Finnish President Sauli Niinistö has stated that Finland and Sweden have a major, joint opportunity to promote Northern European security. In his New Year’s speech given on 1 January 2016, President Niinistö focused on security as well as the Finnish economy and immigration.
“Sweden and Finland are special partners of NATO. Our intensifying military cooperation is going well and is highly valued in both countries,” the President said.
We only woke up to war when it was upon us in Europe, where Russia’s reprehensible actions in Crimea and Ukraine disrupted our oasis of peace.
“Neither of our countries is in a military alliance. Together, we have strong links with both west and east, which gives both countries a special status. This also creates opportunities for engaging in important work to promote the security and stability of Northern Europe.
Niinistö said that it would be logical to continue extending cooperation between the two countries on foreign and security policy. “It is in the interests of both countries to promote our security on a cooperative basis, with a view to developing confidence-building measures.”
MAP OF HIGH RISK INCIDENTS INVOLVING RUSSIAN MILITARY UNITS
Perceptions of security have changed
President Niinistö stated that Finland’s concept of security has changed. “We only woke up to war when it was upon us in Europe, where Russia’s reprehensible actions in Crimea and Ukraine disrupted our oasis of peace.”
The key issue lies in resolving the Syrian crisis. “The United States and Russia are involved, engaging in combat on the same front, but with somewhat different ideas of who the enemy is.

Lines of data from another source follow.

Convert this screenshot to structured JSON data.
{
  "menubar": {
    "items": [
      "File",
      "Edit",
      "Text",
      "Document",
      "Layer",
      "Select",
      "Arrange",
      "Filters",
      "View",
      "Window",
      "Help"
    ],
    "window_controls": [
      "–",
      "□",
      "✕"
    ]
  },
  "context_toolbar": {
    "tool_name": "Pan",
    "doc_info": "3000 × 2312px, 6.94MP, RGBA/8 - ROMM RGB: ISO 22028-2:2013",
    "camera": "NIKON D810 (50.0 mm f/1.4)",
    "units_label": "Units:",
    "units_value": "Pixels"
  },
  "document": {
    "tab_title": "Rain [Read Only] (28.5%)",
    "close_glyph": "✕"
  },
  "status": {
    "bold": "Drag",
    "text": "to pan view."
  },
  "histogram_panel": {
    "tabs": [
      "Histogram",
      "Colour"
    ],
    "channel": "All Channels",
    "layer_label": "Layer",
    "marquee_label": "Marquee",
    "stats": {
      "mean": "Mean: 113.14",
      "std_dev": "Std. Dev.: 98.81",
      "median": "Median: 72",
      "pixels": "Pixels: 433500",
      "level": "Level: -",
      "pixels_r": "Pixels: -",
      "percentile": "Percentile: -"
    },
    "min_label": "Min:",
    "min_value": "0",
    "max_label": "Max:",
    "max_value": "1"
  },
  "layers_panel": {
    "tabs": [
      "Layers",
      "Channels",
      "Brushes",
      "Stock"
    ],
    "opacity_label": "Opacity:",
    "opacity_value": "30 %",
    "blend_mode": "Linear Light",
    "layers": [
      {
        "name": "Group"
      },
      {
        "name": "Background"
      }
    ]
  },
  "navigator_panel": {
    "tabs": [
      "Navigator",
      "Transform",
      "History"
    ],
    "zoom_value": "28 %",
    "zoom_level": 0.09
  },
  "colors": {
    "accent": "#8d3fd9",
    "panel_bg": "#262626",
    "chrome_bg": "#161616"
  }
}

While such a situation is a source of danger, it is also compelling them to seek common solutions. If such solutions can be found in Syria, this will hopefully enable the relaxation of tensions elsewhere.”
Rising international tensions have also been reflected in Finland’s neighbourhood, where both Russia and NATO have increased their military presences. Niinistö reiterated his position that Finland is pursuing an active policy of promoting stability and that this has good prospects of succeeding in the Baltic Region. “The various states have no territorial claims on each other and their internal political situations are stable. Despite the fact that tensions from further afield are having an impact, no spontaneous crises are threatening to break out in the region.”